Da ist zunächst einmal der Chef der Westdeutschen Landesbank. Ludwig Poullain führt die Bank seit ihrer Gründung im Jahre 1968. Natürlich erzählt man über ihn, dass er sich morgens von seinem Privathaus im Jaguar zum Flughafen Münster chauffieren lässt, dort in den eigenen Bankjet einsteigt und nach Düsseldorf fliegt, wo der zweite Dienst-Jaguar auf ihn wartet, damit er wenig später ausgeruht im Büro ankommen kann. Dass der Mann überaus eitel ist, wird im gleichen Atemzug hinterher geschoben, erst dann kommen die harten Fakten seines Wirkens.

Er hat die Landesbank als normales Institut zwischen den ganz Großen der Branche etabliert, die Bilanzsumme auf für damalige Verhältnisse enorme 75 Milliarden DM hinaufkatapultiert und die West LB zu einer der ersten Adressen im Geldgeschäft gemacht. Als Hauptaktionär hatte Poullain das Land und die agierenden Politiker. Das waren damals vor allem die in Düsseldorf die Regierung dominierenden Sozialdemokraten.

An der Spitze der Regierung stand Ministerpräsident Heinz Kühn, der sich allerdings dadurch auszeichnete, dass wirtschaftliche Entscheidungen nicht zu seinen bevorzugten Themenfeldern zählten. Anders sah es bei dem für die Bank zuständigen Finanzminister Friedrich Halstenberg aus. Der Professor hatte gelernt, mit Zahlen umzugehen und ließ sich intensiv berichten.

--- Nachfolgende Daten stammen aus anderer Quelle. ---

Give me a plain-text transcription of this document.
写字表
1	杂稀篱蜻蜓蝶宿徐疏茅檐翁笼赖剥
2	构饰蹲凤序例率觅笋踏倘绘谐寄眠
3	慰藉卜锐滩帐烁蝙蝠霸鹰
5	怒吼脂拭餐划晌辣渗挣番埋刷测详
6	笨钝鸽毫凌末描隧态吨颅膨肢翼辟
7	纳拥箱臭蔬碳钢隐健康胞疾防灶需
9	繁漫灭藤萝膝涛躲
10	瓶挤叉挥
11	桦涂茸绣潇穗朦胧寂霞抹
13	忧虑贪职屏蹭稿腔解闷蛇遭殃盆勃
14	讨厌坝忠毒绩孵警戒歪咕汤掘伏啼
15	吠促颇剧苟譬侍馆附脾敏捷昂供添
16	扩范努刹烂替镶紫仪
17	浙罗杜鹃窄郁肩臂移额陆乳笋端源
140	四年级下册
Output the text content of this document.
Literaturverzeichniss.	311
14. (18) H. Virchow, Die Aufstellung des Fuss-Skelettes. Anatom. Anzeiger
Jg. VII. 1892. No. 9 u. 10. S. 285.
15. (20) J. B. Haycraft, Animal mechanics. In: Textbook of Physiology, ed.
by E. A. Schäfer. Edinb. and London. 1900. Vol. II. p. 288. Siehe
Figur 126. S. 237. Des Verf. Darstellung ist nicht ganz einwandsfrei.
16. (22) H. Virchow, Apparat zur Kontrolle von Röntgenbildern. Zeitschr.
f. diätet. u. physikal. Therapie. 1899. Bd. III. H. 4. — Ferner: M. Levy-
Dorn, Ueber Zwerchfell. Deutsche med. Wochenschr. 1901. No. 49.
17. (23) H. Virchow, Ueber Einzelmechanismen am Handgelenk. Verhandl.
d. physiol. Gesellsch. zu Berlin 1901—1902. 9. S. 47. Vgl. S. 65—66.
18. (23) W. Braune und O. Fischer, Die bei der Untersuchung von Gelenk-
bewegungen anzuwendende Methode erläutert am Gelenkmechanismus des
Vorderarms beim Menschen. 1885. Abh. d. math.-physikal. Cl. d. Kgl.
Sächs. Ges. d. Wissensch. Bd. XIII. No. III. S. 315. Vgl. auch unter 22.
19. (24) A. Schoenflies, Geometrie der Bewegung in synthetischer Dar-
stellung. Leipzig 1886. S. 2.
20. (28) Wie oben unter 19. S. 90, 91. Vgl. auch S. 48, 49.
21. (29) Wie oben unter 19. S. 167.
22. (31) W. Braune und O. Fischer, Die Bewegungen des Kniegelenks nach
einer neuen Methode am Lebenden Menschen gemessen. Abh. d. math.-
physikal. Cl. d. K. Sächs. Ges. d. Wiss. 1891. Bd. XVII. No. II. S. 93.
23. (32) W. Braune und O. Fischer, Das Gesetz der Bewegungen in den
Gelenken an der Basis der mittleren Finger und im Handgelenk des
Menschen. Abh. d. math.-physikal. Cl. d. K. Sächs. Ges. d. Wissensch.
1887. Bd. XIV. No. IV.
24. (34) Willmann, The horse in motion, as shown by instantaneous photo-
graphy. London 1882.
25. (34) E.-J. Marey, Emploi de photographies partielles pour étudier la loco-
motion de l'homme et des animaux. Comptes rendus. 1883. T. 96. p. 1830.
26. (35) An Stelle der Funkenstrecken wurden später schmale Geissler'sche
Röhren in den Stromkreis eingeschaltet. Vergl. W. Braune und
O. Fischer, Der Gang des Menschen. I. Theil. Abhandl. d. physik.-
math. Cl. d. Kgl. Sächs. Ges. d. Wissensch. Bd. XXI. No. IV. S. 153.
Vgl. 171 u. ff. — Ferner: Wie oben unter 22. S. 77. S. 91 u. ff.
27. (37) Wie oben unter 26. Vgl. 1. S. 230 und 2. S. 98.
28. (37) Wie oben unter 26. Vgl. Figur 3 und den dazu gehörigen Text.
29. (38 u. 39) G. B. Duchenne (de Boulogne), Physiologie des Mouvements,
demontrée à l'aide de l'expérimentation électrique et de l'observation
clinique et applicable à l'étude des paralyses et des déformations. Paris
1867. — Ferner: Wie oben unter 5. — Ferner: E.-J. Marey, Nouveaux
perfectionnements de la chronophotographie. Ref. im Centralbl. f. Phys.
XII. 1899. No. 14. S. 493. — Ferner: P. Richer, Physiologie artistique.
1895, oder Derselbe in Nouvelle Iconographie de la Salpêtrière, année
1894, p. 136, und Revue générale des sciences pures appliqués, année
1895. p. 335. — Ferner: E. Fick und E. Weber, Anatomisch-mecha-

Die mit den Sozialdemokraten regierenden Liberalen stellten damals den Wirtschaftsminister. Er hieß Horst Ludwig Riemer und saß neben Halstenberg im Verwaltungsrat der Bank, dem dann auch noch Theo Schwefer - der einflussreiche finanzpolitische Sprecher der CDU - angehörte. Die drei Parlamentarier spielten ihre Eigentümerrolle so offensiv, wie das heute kaum vorstellbar wäre.

Zum Bruch kam es Ende November des Jahres 1977. Ludwig Poullain wünschte eine Verlängerung seines Vertrages um volle fünf Jahre. Am 2. Dezember stimmte der Verwaltungsrat der Bank zu. Wenig später wurde allerdings bekannt, dass Poullain in die Nähe von anrüchigen Geschäften geraten war, gar die Staatsanwaltschaft gegen ihn ermittelte.

Obwohl der Finanzminister von den Ermittlungen - wie auch der Ministerpräsident - gehört hatte, zog er es vor, den Kollegen im Verwaltungsrat nichts davon zu erzählen. "Es hätte so ausgesehen, als wolle ein pingeliger Minister einem weltweit als untadelig und ehrbar bekannten Bankchef ein Beinchen stellen", verteidigte sich Halstenberg später, aber die Welle der Kritik nahm kein Ende.

Zunächst machten nur Gerüchte über angebliche Steuerhinterziehung bei Poullain die Runde, dann - allerdings auch erst nach seiner Vertragsverlängerung - sickerten Informationen über einen dubiosen Beratervertrag durch, die Poullain in ein ungünstiges Licht tauchten. Poullain hatte in den zurückliegenden Jahren als Bankchef fast eine Million Mark zusätzlich von einem Geschäftsmann kassiert, dem die Bank Kredite gewährte und sogar mit einer Drei-Millionen-Bürgschaft aus der Untersuchungshaft half.

All diese Details wurden politisch bei Friedrich Halstenberg abgeladen, obwohl er vieles davon erst nach der Vertragsverlängerung erfahren hatte. Immerhin gelang es dem Sozialdemokraten, Poullain Ende Dezember zu einer Vertragsauflösung zu überreden - im Sinne der Bank ohne öffentliche Erklärung und mit einer satten Abfindung; der Münsteraner sollte für die volle Laufzeit sein Jahresgehalt von 420 000 Mark kassieren.

Das wiederum mochten die Liberalen nicht mittragen. Sie entzogen Halstenberg im Januar das Vertrauen und forderten den großen Koalitionspartner auf, den Finanzminister zu entlassen. Der war dazu bereit, nachdem er in der Nacht zum 17. Januar im Verwaltungsrat der Bank eine Mehrheit für eine fristlose Kündigung durchgesetzt hatte - doch die eigene Fraktion rebellierte. Weder Regierungschef Kühn noch Halstenberg konnten die Parteifreunde von der Sinnhaftigkeit des Schrittes überzeugen.

Halstenberg kam zwar gestärkt aus der Fraktion hervor, trat dann aber am Abend des 17. Januar 1978 freiwillig zurück, um Schaden von der Regierung abzuwenden. Sein Nachfolger wurde Diether Posser, er installierte später Friedel Neuber als Chef der West LB. Der baute das Institut mit kräftiger Unterstützung der Politik weiter aus, fuhr kräftige Gewinne ein und machte die Bank zur Nummer Drei in Deutschland.

Ludwig Poullain, das gehört zur vollständigen Geschichte hinzu, wurde 1981 in allen Anklagepunkten freigesprochen, selbst der Bundesgerichtshof mochte das Urteil zwei Jahre später - trotz erheblicher Bedenken - nicht aufheben.